Львов, суббота 20 марта 1937 года, одиннадцать часов дня
Голова Зарембы лежала на коленях Попельского, который придерживал приятеля за щеки. Он опасался того, что голова попросту отпадет от перерезанной шеи. Он плакал. Заремба пытался улыбаться. Он открыл и закрыл веки и даже слегка пошевелил головой, как бы желая сказать: "Да все нормально, Эдзьо".
Но тут его щеки заколыхались словно у пловца после прыжка ласточкой. Он снова открыл веки, только уже не закрыл. За него это сделал Попельский.
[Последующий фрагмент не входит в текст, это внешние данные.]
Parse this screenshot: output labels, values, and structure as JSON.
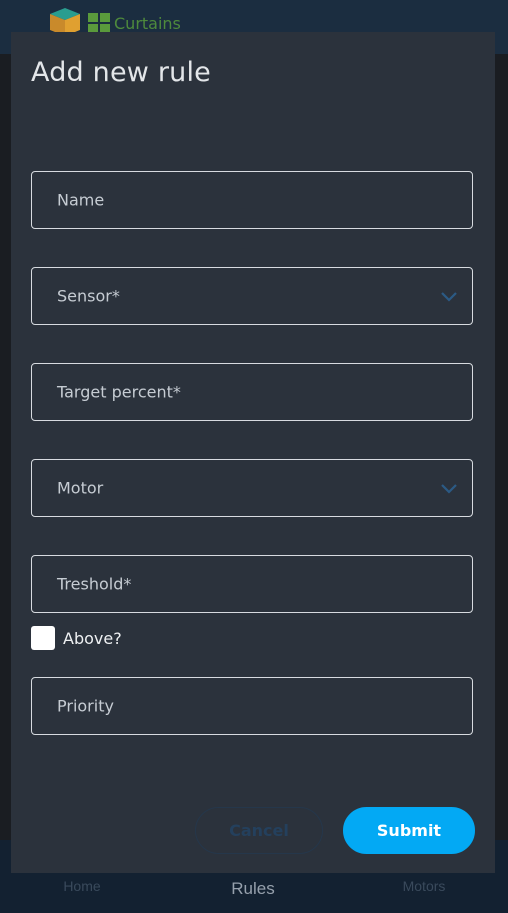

Львов, среда 24 марта, шесть часов вечера
Эберхард Мок вышел из поезда на Центральном Вокзале, поставил чемодан и начал разглядываться по перрону. Глазами он выискивал высокую, одетую в черное фигуру Попельского. Но напрасно выглядывал он его лысую голову, темные очки или белое кашне. Из дыма и пара, облаками выпускаемых локомотивом, появлялись носильщики, продавцы газет и лимонада. Вот уже и пар опал, а Попельского все не было. Мок натянул перчатки и из пачки "Египетских" вытащил зубами папиросу. К нему подскочил какой-то услужливый носильщик, подал огня и забрал чемодан.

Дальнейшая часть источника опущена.